Hong: Understand the market, shape a differentiated strategy and change when needed. This is our gene. We have experience of the traditional travel industry. We know what destinations want. We know what travelers want. We build our products on a differentiated demand. We change when the demand changes. 

China Knowledge at Wharton: What are the major milestones in Lvmama’s growth and how do you build your core competitiveness? 

Hong: I feel that the growth of Lvmama has been like a tree. Its business model matured gradually through organic growth. At the beginning we were only selling tickets fromtravel spots. We are still one of the biggest online distributors in China.
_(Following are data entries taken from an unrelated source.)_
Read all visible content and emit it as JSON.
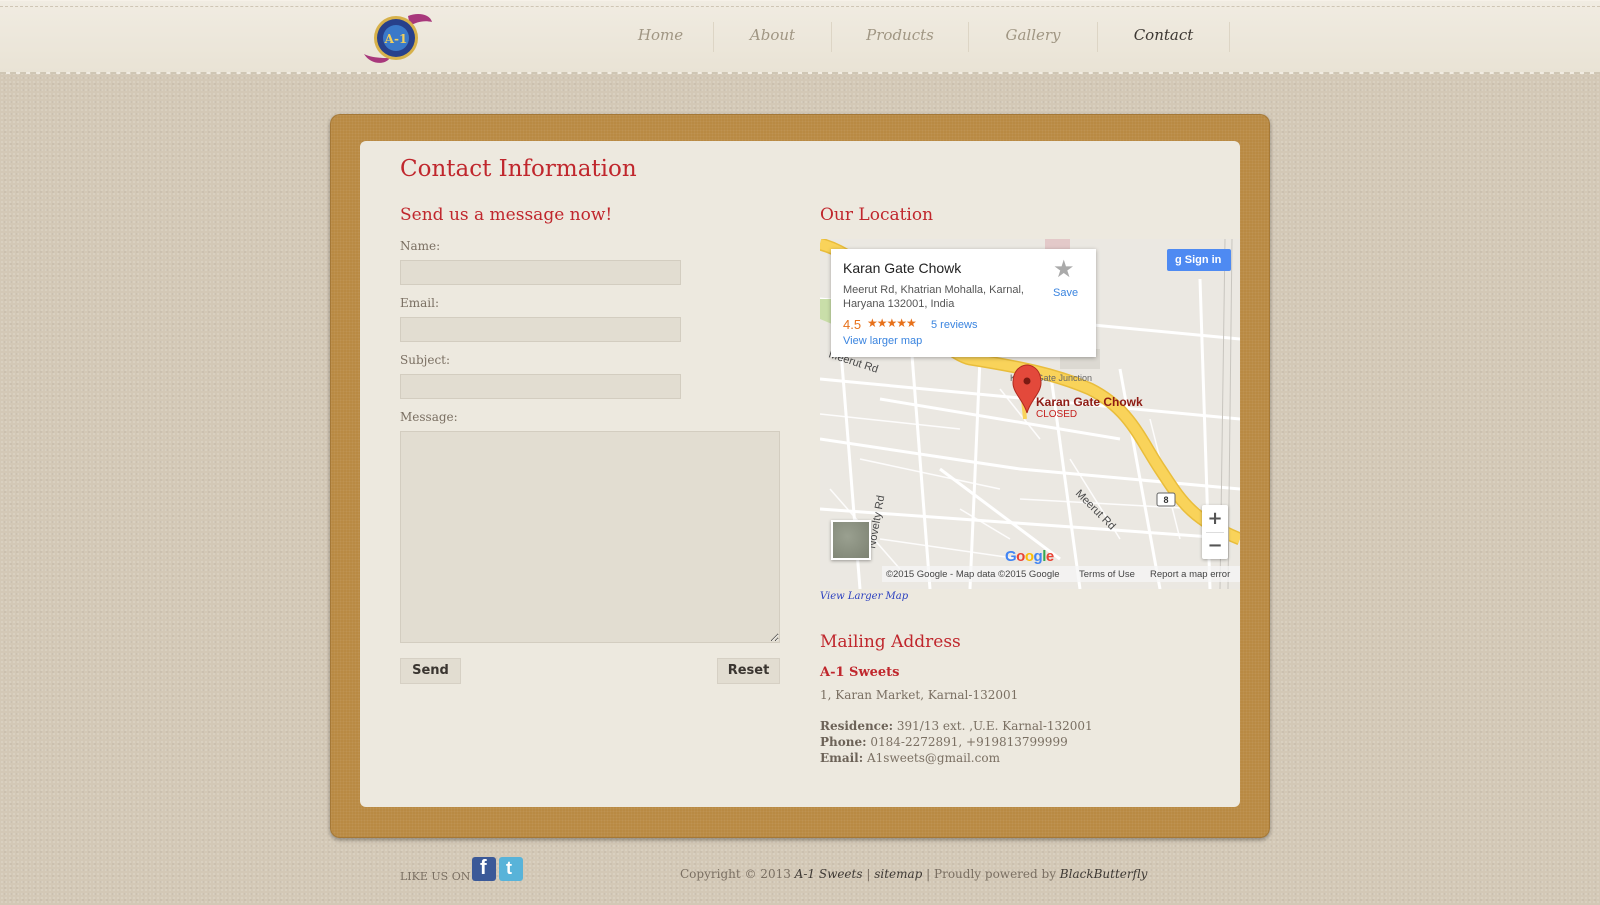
{
  "nav": {
    "items": [
      {
        "label": "Home",
        "active": false
      },
      {
        "label": "About",
        "active": false
      },
      {
        "label": "Products",
        "active": false
      },
      {
        "label": "Gallery",
        "active": false
      },
      {
        "label": "Contact",
        "active": true
      }
    ]
  },
  "logo": {
    "text": "A-1"
  },
  "page_title": "Contact Information",
  "form": {
    "heading": "Send us a message now!",
    "name_label": "Name:",
    "name_value": "",
    "email_label": "Email:",
    "email_value": "",
    "subject_label": "Subject:",
    "subject_value": "",
    "message_label": "Message:",
    "message_value": "",
    "send_label": "Send",
    "reset_label": "Reset"
  },
  "location": {
    "heading": "Our Location",
    "view_larger_map": "View Larger Map",
    "map": {
      "place_name": "Karan Gate Chowk",
      "address": "Meerut Rd, Khatrian Mohalla, Karnal, Haryana 132001, India",
      "rating": "4.5",
      "stars": "★★★★★",
      "reviews": "5 reviews",
      "view_larger": "View larger map",
      "save": "Save",
      "sign_in": "Sign in",
      "marker_title": "Karan Gate Chowk",
      "marker_status": "CLOSED",
      "road_labels": [
        "Meerut Rd",
        "Meerut Rd",
        "Novelty Rd",
        "Karan Gate Junction"
      ],
      "highway_shield": "8",
      "attribution": "©2015 Google - Map data ©2015 Google",
      "terms": "Terms of Use",
      "report": "Report a map error",
      "google": "Google",
      "zoom_in": "+",
      "zoom_out": "−",
      "colors": {
        "main_road": "#f9d35a",
        "marker": "#e3493b",
        "background": "#ebe8e2"
      }
    }
  },
  "mailing": {
    "heading": "Mailing Address",
    "company": "A-1 Sweets",
    "address": "1, Karan Market, Karnal-132001",
    "residence_label": "Residence:",
    "residence": "391/13 ext. ,U.E. Karnal-132001",
    "phone_label": "Phone:",
    "phone": "0184-2272891, +919813799999",
    "email_label": "Email:",
    "email": "A1sweets@gmail.com"
  },
  "footer": {
    "like_us": "LIKE US ON",
    "copyright": "Copyright © 2013",
    "company": "A-1 Sweets",
    "sep1": " | ",
    "sitemap": "sitemap",
    "sep2": " | Proudly powered by ",
    "powered_by": "BlackButterfly"
  },
  "colors": {
    "accent": "#c0272d",
    "board": "#b98a43",
    "panel": "#ede9df",
    "page_bg": "#d3c8b6"
  }
}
Then our customers said they wanted to stay in resort hotels near the travel spots. [At that time, online travel agencies like Ctrip were selling mainly business hotels]. So we started to sell resort hotels. After that our customers wanted entertainment. So we started to sell tickets for [commercial entertainment programs] like Impression West Lake or Impression Lijiang. Then some travelers said they would like to join groups but they were not interested in standard meals or shopping. So we started offering semi-DIY travel products. In this way, along with the change in our customers, we have become a comprehensive service provider for independent travelers. In the future we may add other services such as tour guides. 

China Knowledge at Wharton: There is a big price war going on in the online travel market. What are you doing? 

Hong: We are not competing head on. A price war is not positive for the industry’s long-term growth. Customers will not benefit from it either as service quality will be sacrificed. 

To avoid getting caught in a price war, you have to adopt a differentiated strategy and offer differentiated products and services. A price war can only take place in standard products like air tickets, hotels and tours. We sell differentiated products. 

When a market is growing, too many players jump in. A price war is an inevitable development to eliminate the weak. 

China Knowledge at Wharton: What is your vision for Lvmama? 

Hong: I think it will become a composite online travel community with the core being service to independent travelers. We are a supermarket for independent travelers. The Joyu Group aims to be among the most-respected tourism groups in the world. 

China Knowledge at Wharton: In three years, your employee numbers have moved from zero to 900. How do you manage such a rapidly-growing startup with still uncertain profit prospects? 

Hong: Any company with more than 500 people has to manage with its corporate culture. Every system is only a restrain, or a standard. The company culture is more important. Our culture is one army, one family, one school. Our corporate value is integrity, passion, innovation and multi-win. We have also set up a Joyu Group talent institution to offer training to our people. 

China Knowledge at Wharton: What is your role in Lvmama right now? 

Hong: I was involved in daily operations at the beginning. But as founder and chairman, you have different roles when the company grows. When it had 100 people, I was the forward and led the team to the goal. When it had 300 people, I was the centre to distribute the ball. When it had 500 people, I was the rear guard to keep goal and upgrade the company to respond to market changes. Right now I do only four things in Lvmama — first, define development strategy; second, read user complaints; third, integrate resources, based on the philosophy that the Joyu group is a complementary and mutually-nursed value chain; fourth, choose talent and build the internal culture and vision. 

China Knowledge at Wharton: What is the future for China’s travel industry? 

Hong: The future is in leisure travel and sightseeing. The mega trend is that the market and products will get more niche. The online travel market will upgrade itself as technology improves. Another mega trend is that mobiles will have an increased role and many new opportunities will come up. The smart phone has a lot of potential for future entrepreneurs.

What’s absent in China’s travel industry is not demand, but supply. Comfortable resort hotels surrounding travel destinations, or good quality souvenir products, or specialized cuisine restaurants inside travel spots are limited in number, which offers a lot of opportunities here.